Porém, o Gemera 2.0 não entrou em produção com essa configuração, e sim com seu trem de força sendo uma monstruosidade V8 de 5,0 Litros, híbrido, com absurdos 2.400Cv de potência – nada mal para passear com a família em um fim de semana, desde que o dono se lembre de ligá-lo na tomada entre um passeio e outro –, mas que deixou um “buraco” no mercado.
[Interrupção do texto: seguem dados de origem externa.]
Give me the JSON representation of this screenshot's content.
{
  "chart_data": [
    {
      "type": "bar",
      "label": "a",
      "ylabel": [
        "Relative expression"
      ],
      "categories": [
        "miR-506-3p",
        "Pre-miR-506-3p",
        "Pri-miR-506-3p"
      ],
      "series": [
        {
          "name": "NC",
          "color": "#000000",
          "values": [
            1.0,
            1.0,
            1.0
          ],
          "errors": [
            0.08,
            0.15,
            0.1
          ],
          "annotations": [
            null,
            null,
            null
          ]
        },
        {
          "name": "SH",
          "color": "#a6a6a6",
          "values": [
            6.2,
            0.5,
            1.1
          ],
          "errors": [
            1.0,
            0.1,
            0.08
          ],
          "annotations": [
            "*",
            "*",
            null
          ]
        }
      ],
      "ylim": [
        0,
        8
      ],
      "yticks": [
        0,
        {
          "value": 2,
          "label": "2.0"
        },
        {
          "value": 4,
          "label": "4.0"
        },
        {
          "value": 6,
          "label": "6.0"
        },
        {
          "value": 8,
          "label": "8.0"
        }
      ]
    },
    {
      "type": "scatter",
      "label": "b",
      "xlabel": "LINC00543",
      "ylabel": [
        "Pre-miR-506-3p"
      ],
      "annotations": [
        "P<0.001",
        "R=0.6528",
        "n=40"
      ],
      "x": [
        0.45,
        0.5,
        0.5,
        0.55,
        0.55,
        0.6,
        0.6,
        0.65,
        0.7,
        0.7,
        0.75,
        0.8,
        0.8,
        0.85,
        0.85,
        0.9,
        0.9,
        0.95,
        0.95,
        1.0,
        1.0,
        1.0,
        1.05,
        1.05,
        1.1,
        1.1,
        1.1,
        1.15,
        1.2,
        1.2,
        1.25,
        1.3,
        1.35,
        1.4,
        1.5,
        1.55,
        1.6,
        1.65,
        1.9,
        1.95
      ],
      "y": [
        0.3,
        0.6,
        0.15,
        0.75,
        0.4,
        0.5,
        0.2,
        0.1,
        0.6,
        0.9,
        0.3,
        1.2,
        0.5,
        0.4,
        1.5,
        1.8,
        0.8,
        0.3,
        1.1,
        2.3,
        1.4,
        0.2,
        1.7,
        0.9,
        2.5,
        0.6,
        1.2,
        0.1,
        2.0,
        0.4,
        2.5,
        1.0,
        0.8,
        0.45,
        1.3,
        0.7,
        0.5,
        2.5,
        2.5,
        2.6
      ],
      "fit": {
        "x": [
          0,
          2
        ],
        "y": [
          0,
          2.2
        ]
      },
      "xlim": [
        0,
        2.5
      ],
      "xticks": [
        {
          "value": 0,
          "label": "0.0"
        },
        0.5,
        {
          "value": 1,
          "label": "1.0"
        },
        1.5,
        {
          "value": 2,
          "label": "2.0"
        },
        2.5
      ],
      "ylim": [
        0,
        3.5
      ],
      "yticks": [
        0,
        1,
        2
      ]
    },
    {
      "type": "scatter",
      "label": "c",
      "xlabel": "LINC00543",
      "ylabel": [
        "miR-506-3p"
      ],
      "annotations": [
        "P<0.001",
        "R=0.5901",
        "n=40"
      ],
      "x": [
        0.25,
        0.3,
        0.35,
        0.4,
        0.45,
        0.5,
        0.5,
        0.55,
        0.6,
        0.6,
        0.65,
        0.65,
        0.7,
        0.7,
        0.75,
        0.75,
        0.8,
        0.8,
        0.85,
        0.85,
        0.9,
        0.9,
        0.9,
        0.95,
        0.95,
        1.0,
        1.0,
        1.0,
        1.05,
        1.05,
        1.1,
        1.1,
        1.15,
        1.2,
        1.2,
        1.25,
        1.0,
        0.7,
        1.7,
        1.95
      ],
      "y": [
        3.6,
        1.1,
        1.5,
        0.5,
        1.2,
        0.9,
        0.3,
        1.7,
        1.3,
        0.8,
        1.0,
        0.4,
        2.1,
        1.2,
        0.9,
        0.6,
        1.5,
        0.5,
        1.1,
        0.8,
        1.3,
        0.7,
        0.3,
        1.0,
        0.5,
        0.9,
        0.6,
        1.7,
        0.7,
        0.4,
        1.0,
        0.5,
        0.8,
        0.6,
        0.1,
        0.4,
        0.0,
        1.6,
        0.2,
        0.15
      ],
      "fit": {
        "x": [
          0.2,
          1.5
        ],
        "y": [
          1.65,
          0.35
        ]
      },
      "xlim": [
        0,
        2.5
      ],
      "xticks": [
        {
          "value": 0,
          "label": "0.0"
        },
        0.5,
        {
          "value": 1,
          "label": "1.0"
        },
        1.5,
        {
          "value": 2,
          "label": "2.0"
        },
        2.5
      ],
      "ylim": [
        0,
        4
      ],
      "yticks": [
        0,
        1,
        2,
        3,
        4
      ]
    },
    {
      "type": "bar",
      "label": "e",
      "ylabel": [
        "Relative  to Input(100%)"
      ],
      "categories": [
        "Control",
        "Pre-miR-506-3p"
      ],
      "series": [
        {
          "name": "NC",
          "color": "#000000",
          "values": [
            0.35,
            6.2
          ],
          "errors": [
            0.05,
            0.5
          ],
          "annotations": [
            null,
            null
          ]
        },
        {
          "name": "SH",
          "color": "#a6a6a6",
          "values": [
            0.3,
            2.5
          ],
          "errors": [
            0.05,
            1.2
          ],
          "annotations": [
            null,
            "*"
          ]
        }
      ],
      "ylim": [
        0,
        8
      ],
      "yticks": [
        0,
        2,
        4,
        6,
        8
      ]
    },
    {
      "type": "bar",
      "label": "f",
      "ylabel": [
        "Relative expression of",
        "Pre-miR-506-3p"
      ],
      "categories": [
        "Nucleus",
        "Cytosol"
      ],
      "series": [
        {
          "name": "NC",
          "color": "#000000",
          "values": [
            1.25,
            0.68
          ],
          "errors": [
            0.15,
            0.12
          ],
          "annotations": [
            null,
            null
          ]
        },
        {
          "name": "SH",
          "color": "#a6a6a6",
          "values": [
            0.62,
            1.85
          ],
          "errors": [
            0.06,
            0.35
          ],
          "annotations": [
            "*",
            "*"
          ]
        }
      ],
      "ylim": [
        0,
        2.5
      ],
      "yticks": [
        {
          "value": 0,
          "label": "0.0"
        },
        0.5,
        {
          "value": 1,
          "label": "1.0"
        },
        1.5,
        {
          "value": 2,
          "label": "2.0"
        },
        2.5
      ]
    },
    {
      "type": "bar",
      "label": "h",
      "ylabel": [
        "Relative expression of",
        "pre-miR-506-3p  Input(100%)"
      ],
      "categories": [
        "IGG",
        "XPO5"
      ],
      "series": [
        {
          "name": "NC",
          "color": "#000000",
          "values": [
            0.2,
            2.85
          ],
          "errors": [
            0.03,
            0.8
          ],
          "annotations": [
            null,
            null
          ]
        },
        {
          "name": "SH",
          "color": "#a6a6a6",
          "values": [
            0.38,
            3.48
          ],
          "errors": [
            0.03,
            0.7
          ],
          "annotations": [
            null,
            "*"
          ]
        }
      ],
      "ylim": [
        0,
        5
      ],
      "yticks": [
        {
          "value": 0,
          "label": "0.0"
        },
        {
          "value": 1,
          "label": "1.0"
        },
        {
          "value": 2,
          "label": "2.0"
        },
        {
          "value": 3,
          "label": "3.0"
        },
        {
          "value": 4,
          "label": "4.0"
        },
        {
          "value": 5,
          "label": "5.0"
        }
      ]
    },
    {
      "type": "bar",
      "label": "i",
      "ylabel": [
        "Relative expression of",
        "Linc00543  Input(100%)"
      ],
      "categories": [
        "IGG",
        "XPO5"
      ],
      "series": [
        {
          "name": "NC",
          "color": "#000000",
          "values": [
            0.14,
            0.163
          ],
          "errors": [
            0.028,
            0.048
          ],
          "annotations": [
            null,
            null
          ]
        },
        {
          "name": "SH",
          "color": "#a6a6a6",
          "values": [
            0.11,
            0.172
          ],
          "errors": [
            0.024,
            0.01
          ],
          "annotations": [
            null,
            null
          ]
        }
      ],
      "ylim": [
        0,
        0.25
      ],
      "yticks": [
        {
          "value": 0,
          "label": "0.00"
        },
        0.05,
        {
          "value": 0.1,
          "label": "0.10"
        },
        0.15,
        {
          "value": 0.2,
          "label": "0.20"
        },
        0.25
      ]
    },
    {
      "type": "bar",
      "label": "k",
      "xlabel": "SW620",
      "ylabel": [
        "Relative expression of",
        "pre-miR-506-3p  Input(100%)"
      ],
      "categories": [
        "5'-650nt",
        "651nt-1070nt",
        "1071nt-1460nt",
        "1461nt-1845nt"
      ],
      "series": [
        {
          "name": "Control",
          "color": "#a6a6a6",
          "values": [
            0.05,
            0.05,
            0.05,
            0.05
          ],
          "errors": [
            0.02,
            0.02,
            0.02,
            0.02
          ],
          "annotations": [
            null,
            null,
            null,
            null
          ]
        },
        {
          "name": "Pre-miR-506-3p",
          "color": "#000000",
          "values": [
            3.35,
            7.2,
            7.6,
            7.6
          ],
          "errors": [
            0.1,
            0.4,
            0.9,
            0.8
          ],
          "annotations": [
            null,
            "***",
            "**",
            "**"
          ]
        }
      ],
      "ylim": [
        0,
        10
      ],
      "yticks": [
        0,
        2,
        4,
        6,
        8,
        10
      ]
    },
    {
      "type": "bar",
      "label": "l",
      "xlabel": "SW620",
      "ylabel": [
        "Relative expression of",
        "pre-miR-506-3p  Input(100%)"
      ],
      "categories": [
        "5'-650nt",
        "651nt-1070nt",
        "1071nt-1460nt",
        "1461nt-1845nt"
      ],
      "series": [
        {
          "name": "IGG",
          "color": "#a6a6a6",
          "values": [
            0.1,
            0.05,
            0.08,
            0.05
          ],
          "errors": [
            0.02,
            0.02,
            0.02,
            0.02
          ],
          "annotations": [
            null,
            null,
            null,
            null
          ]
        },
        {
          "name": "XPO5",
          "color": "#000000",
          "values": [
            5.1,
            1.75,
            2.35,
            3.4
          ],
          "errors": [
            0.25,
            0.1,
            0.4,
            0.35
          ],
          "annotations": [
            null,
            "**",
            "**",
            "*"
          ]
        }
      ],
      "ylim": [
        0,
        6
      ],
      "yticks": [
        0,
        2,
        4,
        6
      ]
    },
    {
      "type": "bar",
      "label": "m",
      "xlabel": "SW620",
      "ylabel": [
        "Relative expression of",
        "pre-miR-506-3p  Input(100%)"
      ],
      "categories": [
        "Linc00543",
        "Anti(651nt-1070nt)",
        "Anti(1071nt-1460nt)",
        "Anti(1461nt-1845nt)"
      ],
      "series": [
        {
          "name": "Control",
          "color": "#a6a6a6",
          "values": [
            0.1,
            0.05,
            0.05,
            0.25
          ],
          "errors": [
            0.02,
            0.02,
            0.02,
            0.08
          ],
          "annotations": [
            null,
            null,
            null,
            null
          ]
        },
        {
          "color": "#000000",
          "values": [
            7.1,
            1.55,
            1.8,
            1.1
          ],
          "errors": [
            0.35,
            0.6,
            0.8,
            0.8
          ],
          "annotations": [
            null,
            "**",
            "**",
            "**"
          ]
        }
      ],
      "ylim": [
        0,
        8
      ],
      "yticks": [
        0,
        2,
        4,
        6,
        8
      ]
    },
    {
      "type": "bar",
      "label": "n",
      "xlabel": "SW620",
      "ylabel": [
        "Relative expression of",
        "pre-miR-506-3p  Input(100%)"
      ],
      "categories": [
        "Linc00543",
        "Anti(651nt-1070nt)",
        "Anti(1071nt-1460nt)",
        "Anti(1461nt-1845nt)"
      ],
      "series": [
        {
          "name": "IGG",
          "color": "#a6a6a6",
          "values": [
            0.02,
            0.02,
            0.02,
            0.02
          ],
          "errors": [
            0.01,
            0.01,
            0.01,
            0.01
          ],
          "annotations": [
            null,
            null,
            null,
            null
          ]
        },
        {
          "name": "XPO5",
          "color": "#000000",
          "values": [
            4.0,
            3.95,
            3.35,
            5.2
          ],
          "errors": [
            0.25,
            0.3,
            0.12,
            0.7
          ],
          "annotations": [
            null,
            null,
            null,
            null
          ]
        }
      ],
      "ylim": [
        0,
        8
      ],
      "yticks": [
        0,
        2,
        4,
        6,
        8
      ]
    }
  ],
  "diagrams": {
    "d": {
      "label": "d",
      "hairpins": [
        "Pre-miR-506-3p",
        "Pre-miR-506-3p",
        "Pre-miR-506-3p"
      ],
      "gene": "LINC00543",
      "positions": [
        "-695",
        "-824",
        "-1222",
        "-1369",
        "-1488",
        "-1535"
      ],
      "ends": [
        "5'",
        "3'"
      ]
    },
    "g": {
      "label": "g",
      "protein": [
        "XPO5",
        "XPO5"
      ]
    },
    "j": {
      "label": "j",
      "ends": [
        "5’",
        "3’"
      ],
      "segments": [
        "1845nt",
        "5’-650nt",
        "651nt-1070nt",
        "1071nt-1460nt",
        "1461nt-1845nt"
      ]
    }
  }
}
Só que o motor Koenigsegg TFG não morreu, e certamente esta configuração chegará ao mercado, uma vez que a Koenigsegg estava desenvolvendo um software de inteligência artificial que controlasse todos os processos do TFG e suas válvulas sem comandos – que tinha mãos humanas nestes ajustes – motivo provável do adiamento de sua produção em série. Melhor do que lançar e ter de fazer recall, certo?